PERFECT WYCKOFF RE-ACCUMULATION - JB HI-FI (JBH:ASX)

By September 2016, JB Hi-Fi was flying hitting a high of $31. Over the next 6 months the stock would pull back and have a second attempt to rally to new high's without success. This triggered a sell off down to $21.20.

By June 2017 we had seen an increase in supply levels and overall increase in volume until the climax. A nice strong automatic rally from $21 saw the price reach $26. If you look closely at the volume each leg higher of the automatic rally, the volume was getting lighter. Suggesting the rally was weakening. Price completed Phase A of the re-accumulation with a secondary test. Note the volume was certainly getting less. Phase A of the process halts the downside movement of the stock.

Throughout Phase B we see the volatility in the stock with swings to $30 and back to $22. What is key though is as we move through phase B, the moves to the downside and those large volume spikes are getting lighter each time. We are starting to see a transfer of stock from weak hands to strong hands.

In January 2019, we see the first break of the selling climax in 18 months. Look at the lack of volume once it breaks. It's a break of a significant level yet there is no selling evident. The price jumps straight back above it and moves away from the danger area. The volume builds. We have seen our confirmed spring.

Late February we retest the selling climax area, and price holds, showing strength in the stock. This is the first area of the phases that we look to take trades. It is the lowest risk area with your stop below the spring.

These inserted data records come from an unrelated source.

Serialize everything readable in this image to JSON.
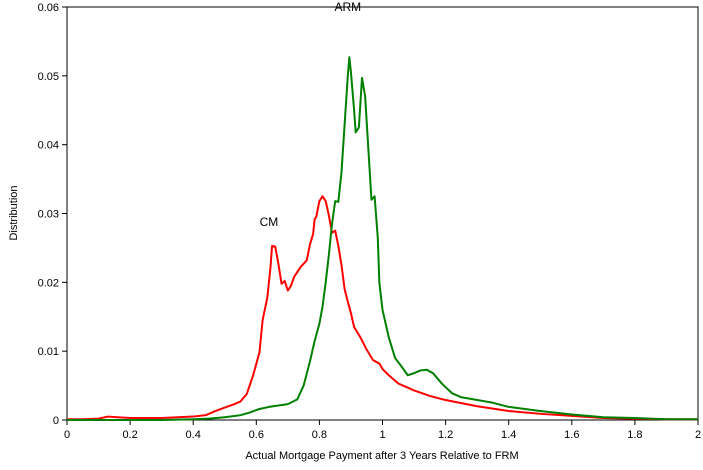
{
  "chart_data": {
    "type": "line",
    "title": "",
    "xlabel": "Actual Mortgage Payment after 3 Years Relative to FRM",
    "ylabel": "Distribution",
    "xlim": [
      0,
      2
    ],
    "ylim": [
      0,
      0.06
    ],
    "xticks": [
      0,
      0.2,
      0.4,
      0.6,
      0.8,
      1,
      1.2,
      1.4,
      1.6,
      1.8,
      2
    ],
    "xtick_labels": [
      "0",
      "0.2",
      "0.4",
      "0.6",
      "0.8",
      "1",
      "1.2",
      "1.4",
      "1.6",
      "1.8",
      "2"
    ],
    "yticks": [
      0,
      0.01,
      0.02,
      0.03,
      0.04,
      0.05,
      0.06
    ],
    "ytick_labels": [
      "0",
      "0.01",
      "0.02",
      "0.03",
      "0.04",
      "0.05",
      "0.06"
    ],
    "grid": false,
    "annotations": [
      {
        "text": "ARM",
        "x": 0.89,
        "y": 0.0594
      },
      {
        "text": "CM",
        "x": 0.64,
        "y": 0.0282
      }
    ],
    "series": [
      {
        "name": "CM",
        "color": "#ff0000",
        "points": [
          [
            0,
            0.0001
          ],
          [
            0.05,
            0.0001
          ],
          [
            0.1,
            0.0002
          ],
          [
            0.13,
            0.0005
          ],
          [
            0.16,
            0.0004
          ],
          [
            0.2,
            0.0003
          ],
          [
            0.3,
            0.0003
          ],
          [
            0.4,
            0.0005
          ],
          [
            0.44,
            0.0007
          ],
          [
            0.47,
            0.0013
          ],
          [
            0.5,
            0.0018
          ],
          [
            0.53,
            0.0023
          ],
          [
            0.55,
            0.0027
          ],
          [
            0.57,
            0.0038
          ],
          [
            0.59,
            0.0065
          ],
          [
            0.61,
            0.0098
          ],
          [
            0.62,
            0.0145
          ],
          [
            0.635,
            0.0178
          ],
          [
            0.645,
            0.0222
          ],
          [
            0.65,
            0.0253
          ],
          [
            0.66,
            0.0252
          ],
          [
            0.67,
            0.0227
          ],
          [
            0.68,
            0.0198
          ],
          [
            0.69,
            0.0202
          ],
          [
            0.7,
            0.0188
          ],
          [
            0.71,
            0.0195
          ],
          [
            0.72,
            0.0208
          ],
          [
            0.74,
            0.0222
          ],
          [
            0.76,
            0.0232
          ],
          [
            0.77,
            0.0255
          ],
          [
            0.78,
            0.027
          ],
          [
            0.785,
            0.0292
          ],
          [
            0.79,
            0.0295
          ],
          [
            0.8,
            0.0318
          ],
          [
            0.81,
            0.0325
          ],
          [
            0.82,
            0.0318
          ],
          [
            0.83,
            0.0297
          ],
          [
            0.84,
            0.0272
          ],
          [
            0.85,
            0.0275
          ],
          [
            0.86,
            0.0253
          ],
          [
            0.87,
            0.0225
          ],
          [
            0.88,
            0.019
          ],
          [
            0.89,
            0.0172
          ],
          [
            0.9,
            0.0155
          ],
          [
            0.91,
            0.0135
          ],
          [
            0.93,
            0.012
          ],
          [
            0.95,
            0.0102
          ],
          [
            0.97,
            0.0087
          ],
          [
            0.99,
            0.0082
          ],
          [
            1.0,
            0.0074
          ],
          [
            1.02,
            0.0065
          ],
          [
            1.05,
            0.0053
          ],
          [
            1.1,
            0.0043
          ],
          [
            1.15,
            0.0035
          ],
          [
            1.2,
            0.0029
          ],
          [
            1.3,
            0.002
          ],
          [
            1.4,
            0.0013
          ],
          [
            1.5,
            0.0009
          ],
          [
            1.6,
            0.0006
          ],
          [
            1.7,
            0.0003
          ],
          [
            1.8,
            0.0002
          ],
          [
            1.9,
            0.0001
          ],
          [
            2.0,
            0.0001
          ]
        ]
      },
      {
        "name": "ARM",
        "color": "#008000",
        "points": [
          [
            0,
            0
          ],
          [
            0.3,
            0
          ],
          [
            0.4,
            0.0001
          ],
          [
            0.45,
            0.0002
          ],
          [
            0.5,
            0.0004
          ],
          [
            0.55,
            0.0007
          ],
          [
            0.58,
            0.0011
          ],
          [
            0.61,
            0.0016
          ],
          [
            0.64,
            0.0019
          ],
          [
            0.67,
            0.0021
          ],
          [
            0.7,
            0.0023
          ],
          [
            0.73,
            0.003
          ],
          [
            0.75,
            0.005
          ],
          [
            0.77,
            0.0085
          ],
          [
            0.785,
            0.0115
          ],
          [
            0.8,
            0.014
          ],
          [
            0.81,
            0.0165
          ],
          [
            0.82,
            0.02
          ],
          [
            0.83,
            0.024
          ],
          [
            0.84,
            0.0285
          ],
          [
            0.85,
            0.0318
          ],
          [
            0.86,
            0.0317
          ],
          [
            0.87,
            0.036
          ],
          [
            0.88,
            0.043
          ],
          [
            0.89,
            0.05
          ],
          [
            0.895,
            0.0527
          ],
          [
            0.9,
            0.0505
          ],
          [
            0.91,
            0.045
          ],
          [
            0.915,
            0.0418
          ],
          [
            0.925,
            0.0425
          ],
          [
            0.935,
            0.0497
          ],
          [
            0.945,
            0.047
          ],
          [
            0.955,
            0.0395
          ],
          [
            0.965,
            0.032
          ],
          [
            0.975,
            0.0325
          ],
          [
            0.985,
            0.0265
          ],
          [
            0.99,
            0.02
          ],
          [
            1.0,
            0.016
          ],
          [
            1.02,
            0.012
          ],
          [
            1.04,
            0.009
          ],
          [
            1.06,
            0.0078
          ],
          [
            1.08,
            0.0065
          ],
          [
            1.1,
            0.0068
          ],
          [
            1.12,
            0.0072
          ],
          [
            1.14,
            0.0073
          ],
          [
            1.16,
            0.0068
          ],
          [
            1.19,
            0.0052
          ],
          [
            1.22,
            0.0039
          ],
          [
            1.25,
            0.0033
          ],
          [
            1.3,
            0.0029
          ],
          [
            1.35,
            0.0025
          ],
          [
            1.4,
            0.0019
          ],
          [
            1.5,
            0.0013
          ],
          [
            1.6,
            0.0008
          ],
          [
            1.7,
            0.0004
          ],
          [
            1.8,
            0.0003
          ],
          [
            1.9,
            0.0001
          ],
          [
            2.0,
            0.0001
          ]
        ]
      }
    ]
  }
}
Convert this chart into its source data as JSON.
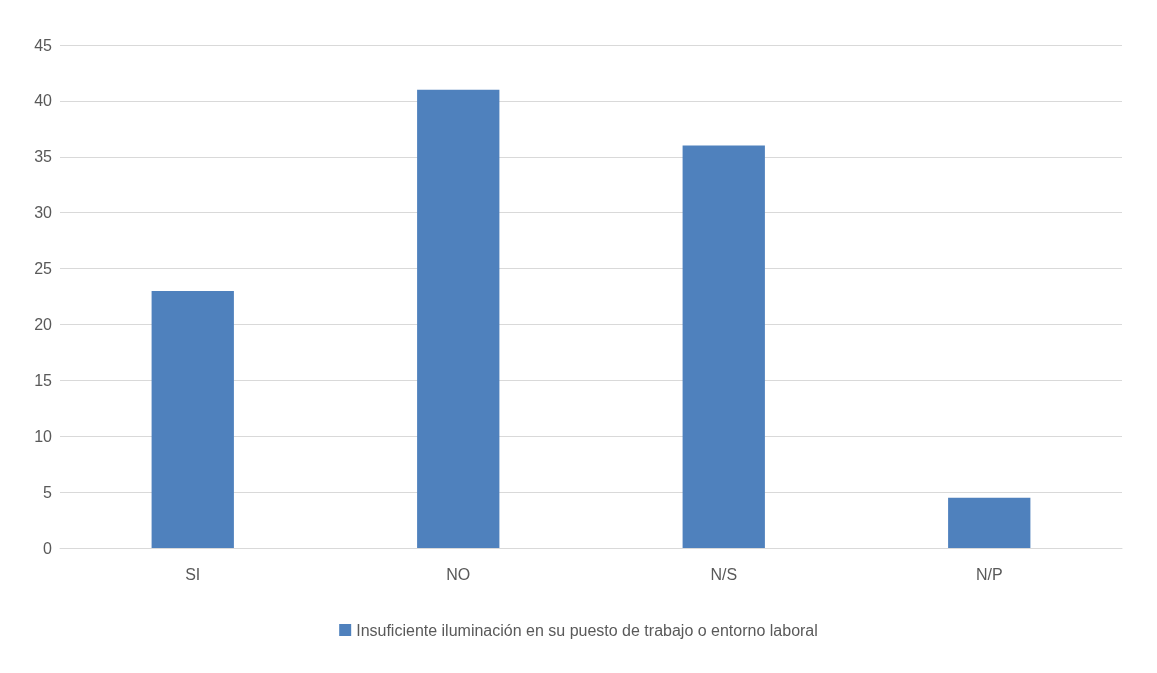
{
  "chart_data": {
    "type": "bar",
    "categories": [
      "SI",
      "NO",
      "N/S",
      "N/P"
    ],
    "series": [
      {
        "name": "Insuficiente iluminación en su puesto de trabajo o entorno laboral",
        "color": "#4f81bd",
        "values": [
          23,
          41,
          36,
          4.5
        ]
      }
    ],
    "ylim": [
      0,
      45
    ],
    "yticks": [
      0,
      5,
      10,
      15,
      20,
      25,
      30,
      35,
      40,
      45
    ],
    "grid": "y",
    "legend": "bottom"
  }
}
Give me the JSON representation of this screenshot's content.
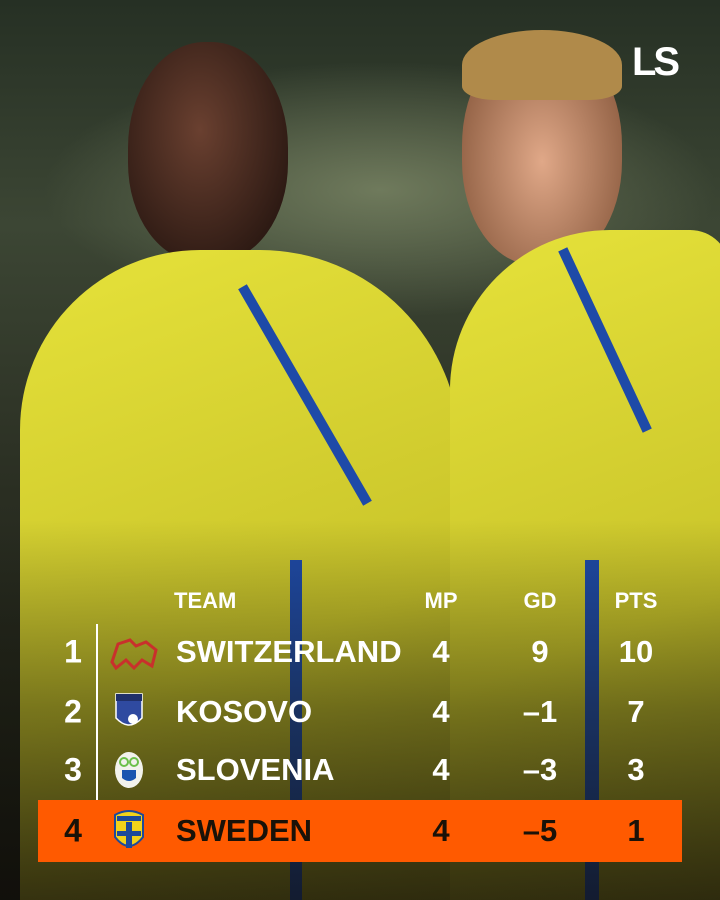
{
  "brand": {
    "logo_text": "LS"
  },
  "colors": {
    "highlight": "#ff5a00",
    "text": "#ffffff",
    "highlight_text": "#1a1208",
    "jersey": "#e6e23a"
  },
  "table": {
    "headers": {
      "team": "TEAM",
      "mp": "MP",
      "gd": "GD",
      "pts": "PTS"
    },
    "rows": [
      {
        "rank": "1",
        "crest": "switzerland-crest-icon",
        "team": "SWITZERLAND",
        "mp": "4",
        "gd": "9",
        "pts": "10"
      },
      {
        "rank": "2",
        "crest": "kosovo-crest-icon",
        "team": "KOSOVO",
        "mp": "4",
        "gd": "-1",
        "pts": "7"
      },
      {
        "rank": "3",
        "crest": "slovenia-crest-icon",
        "team": "SLOVENIA",
        "mp": "4",
        "gd": "-3",
        "pts": "3"
      },
      {
        "rank": "4",
        "crest": "sweden-crest-icon",
        "team": "SWEDEN",
        "mp": "4",
        "gd": "-5",
        "pts": "1",
        "highlighted": true
      }
    ]
  }
}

Take notice of how the retest of the selling climax is also a retest of the supply line of the smaller downward trend channel formed in phase B. Phase C of the process is complete.

Price moves away on strong demand and we are now in phase D. Now we notice that pullbacks are on very light volume. The professionals will not bring the price back down and give buyers the chance to get the price cheaper, there going to have to bid this up. We see a sign of strength as the price breaks the top of the trading range on a strong move.

Price dips once more below the trading range to shake out any weak holders and phase E begins. We now have our last point of support and the stock is ready for mark up.

We see a back up to the creek of only a few days and then price takes off after good news from earnings which always seems to be the case when the stock is in strong hands.

We are now seeing the volume getting lighter as we move higher which isn't a bad thing as we now have strength in the background and supply has to show itself. If it doesn't the stock will continue to grind higher. If we do see supply come in in the near future, the stock may form a smaller trading range before moving higher again.

The Point & Figure chart suggests that there is enough cause to move the stock to the $42 level.